Cumming brings over-the-top camp to the grim proceedings, which was surely intentional, as otherwise this would have made for unusually dark material for the family viewing hour. I was still laughing about his crush on Ryan, the “Nubian Prince,” long after the episode ended (as well as Tosin Cole’s deftly played reactions). His commentary on the time travelers’ contemporary clothing — “Are you actors?” — is a welcome hoot, while his assertion that women have an aptitude for “nosiness and gossip” had me wincing right along with Graham. Honestly, I didn’t want to like Cumming at first, thinking that he was playing on a different level than the production needed, but by the time the end credits rolled, he’d thoroughly won me over. The camp subsides into gravitas, and we see a man damaged by abandonment and a violent family history. It’s no wonder he attempts to find answers in superstition, as reality has become too much to bear. Cumming, who is surely banking serious cash over at CBS, didn’t need to take this role, and it says a lot about his respect for the institution that is Doctor Who that he did.

Though the men in this story have their parts to play, it really is all about the pressures exerted upon women by the society around them, and often by other women. The Doctor is experiencing this for the first time in her life, and puts a perfectly fine point on it: “Honestly, if I were still a bloke, I could get on with the job and not have to waste time defending myself!” Yaz is triggered back to an awful time at school when a girl named Izzy Flynt turned the whole class against her. Young Willa Twiston (Tilly Steele) is pulled in different directions, and without the guiding force of her grandmother (“There’s enough wonder in nature without making things up”) she eventually succumbs to the hysteria, and joins in Becka’s condemnation of the Doctor. She’s probably the heart of “The Witchfinders,” and the character that goes on the most interesting journey. Even as the primary villain, Becka has a similar complexity. She admires the Doctor at first, being dazzled by her ability to hold a position such as Witchfinder General, but soon she must follow her king. The Doctor has a poetic line that pretty much sums up the entire season so far: “We want certainty, security — to believe that people are evil or heroic, but that’s not how people are. You want to know the secrets of existence? Start with the mysteries of the heart. That can show you everything, if you stop being afraid of what you don’t understand.”

In Act III, following the Doctor’s escape from the ducking stool (on cue, she gives due credit to Houdini), the sci-fi elements come home to roost, as the truth behind the eerie mud-tendrils and zombies is revealed. Selfishness led to Becka’s cutting down a massive tree on the hill (“It was spoiling my view”), beneath which was imprisoned an army of alien war criminals called the Morax. She became infected by the aliens, and, assuming it was Satan attacking, she set out to kill as many witches as possible, believing God would save her in return. Through this development, yet another old chestnut is explored: the person doing the pointing is always the “guilty” one — often quaintly stated as: “If you’re pointing at someone, you’ve got three fingers pointing back at yourself.”
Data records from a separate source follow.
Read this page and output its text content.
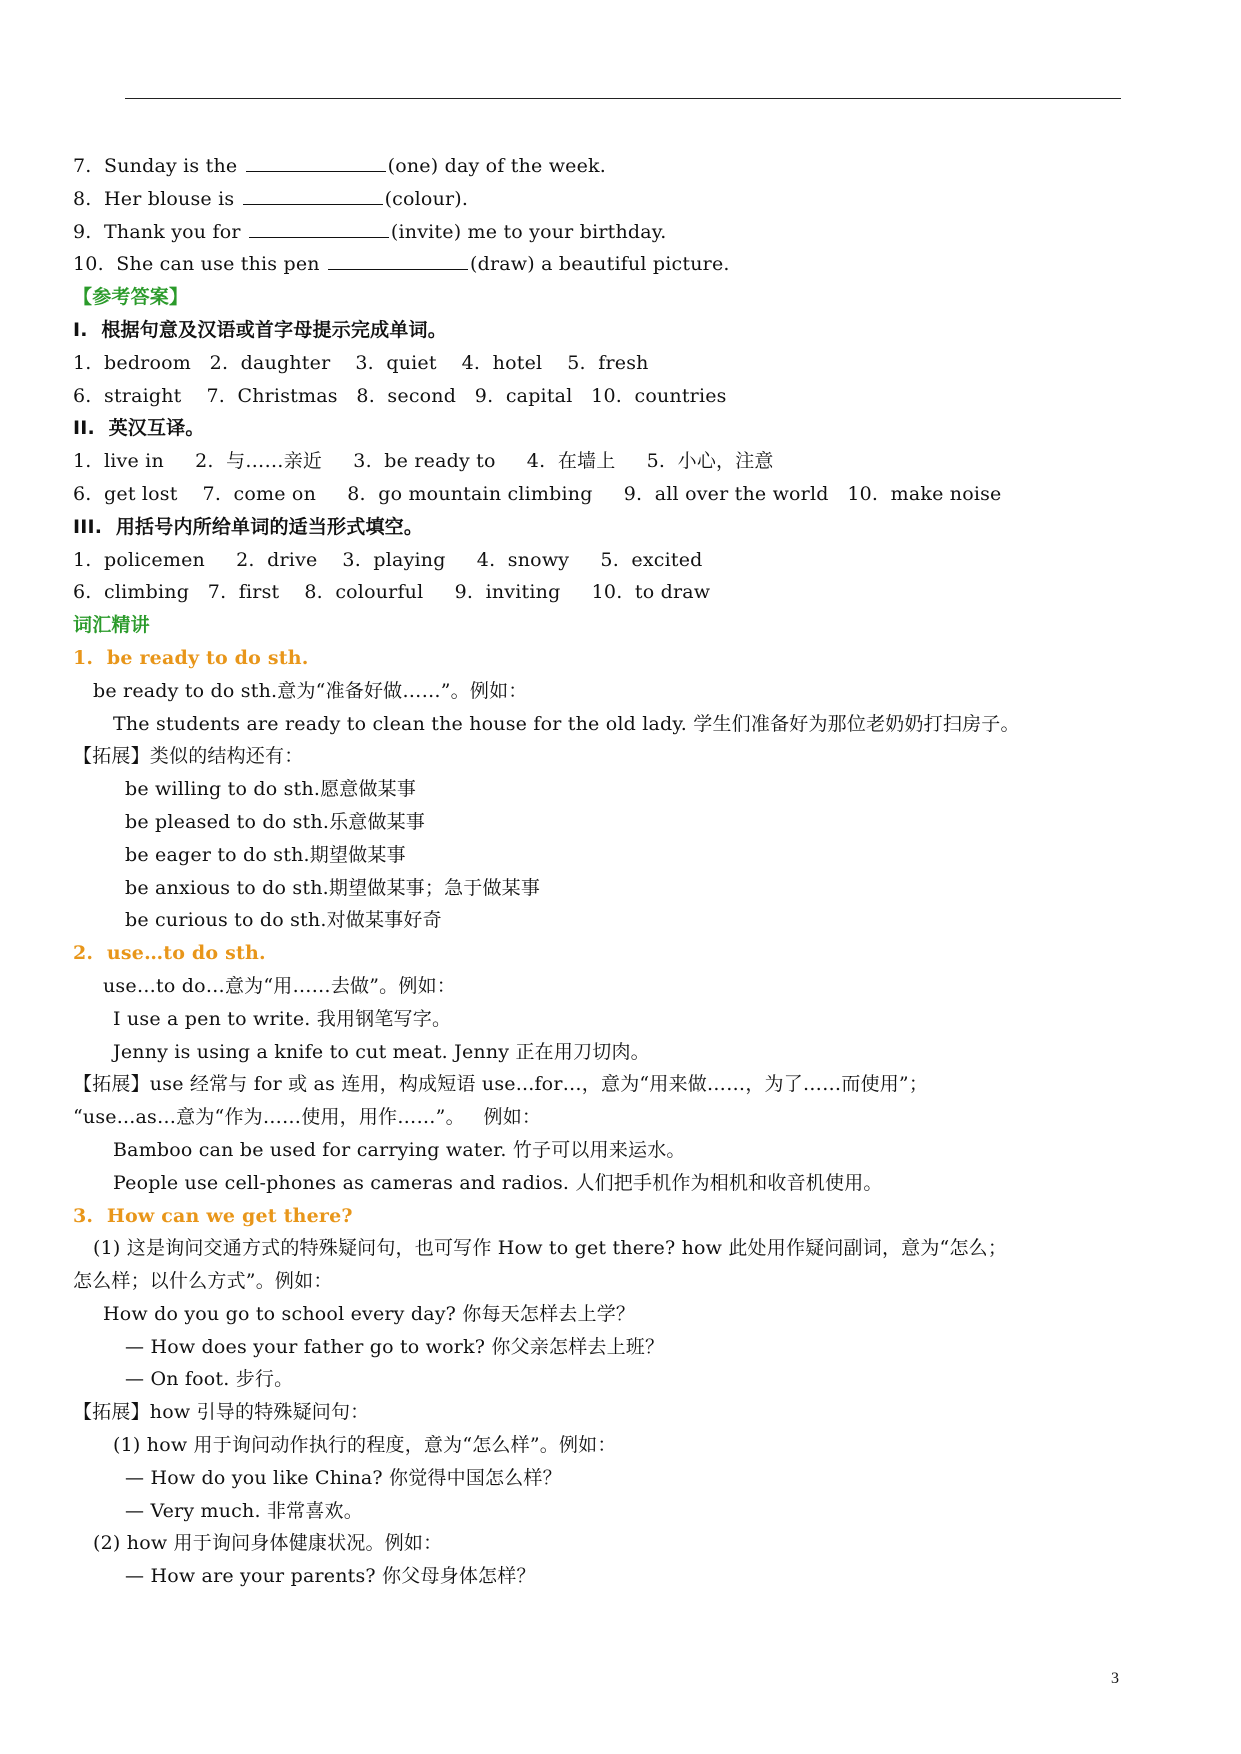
7.  Sunday is the	(one) day of the week.
8.  Her blouse is	(colour).
9.  Thank you for	(invite) me to your birthday.
10.  She can use this pen	(draw) a beautiful picture.
【参考答案】
I.  根据句意及汉语或首字母提示完成单词。
1.  bedroom   2.  daughter    3.  quiet    4.  hotel    5.  fresh
6.  straight    7.  Christmas   8.  second   9.  capital   10.  countries
II.  英汉互译。
1.  live in     2.  与……亲近     3.  be ready to     4.  在墙上     5.  小心，注意
6.  get lost    7.  come on     8.  go mountain climbing     9.  all over the world   10.  make noise
III.  用括号内所给单词的适当形式填空。
1.  policemen     2.  drive    3.  playing     4.  snowy     5.  excited
6.  climbing   7.  first    8.  colourful     9.  inviting     10.  to draw
词汇精讲
1.  be ready to do sth.
be ready to do sth.意为“准备好做……”。例如：
The students are ready to clean the house for the old lady. 学生们准备好为那位老奶奶打扫房子。
【拓展】类似的结构还有：
be willing to do sth.愿意做某事
be pleased to do sth.乐意做某事
be eager to do sth.期望做某事
be anxious to do sth.期望做某事；急于做某事
be curious to do sth.对做某事好奇
2.  use…to do sth.
use…to do…意为“用……去做”。例如：
I use a pen to write. 我用钢笔写字。
Jenny is using a knife to cut meat. Jenny 正在用刀切肉。
【拓展】use 经常与 for 或 as 连用，构成短语 use...for…，意为“用来做……，为了……而使用”；
“use...as…意为“作为……使用，用作……”。   例如：
Bamboo can be used for carrying water. 竹子可以用来运水。
People use cell-phones as cameras and radios. 人们把手机作为相机和收音机使用。
3.  How can we get there?
(1) 这是询问交通方式的特殊疑问句，也可写作 How to get there? how 此处用作疑问副词，意为“怎么；
怎么样；以什么方式”。例如：
How do you go to school every day? 你每天怎样去上学？
— How does your father go to work? 你父亲怎样去上班？
— On foot. 步行。
【拓展】how 引导的特殊疑问句：
(1) how 用于询问动作执行的程度，意为“怎么样”。例如：
— How do you like China? 你觉得中国怎么样？
— Very much. 非常喜欢。
(2) how 用于询问身体健康状况。例如：
— How are your parents? 你父母身体怎样？
3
For the big finish, Doctor Who does what it must often do in these situations: vanquish the aliens and make everything right in the world again, or at least as right as it can be in the 17th century. The story has finished making all the subversive points it set out to make before delivering an action-packed, effects- and monster-driven ending — perhaps more satisfyingly than in any other episode this season. While the script for “The Witchfinders” is quite excellent and the performances are solid across the board, the production team must also be given a round of applause. From the exquisitely atmospheric location work in Little Woodham, to the costuming (oh, the hats!), to the props — namely that awesome ducking stool, a character unto itself — once again, this new Who proves that historical stories are its bread and butter.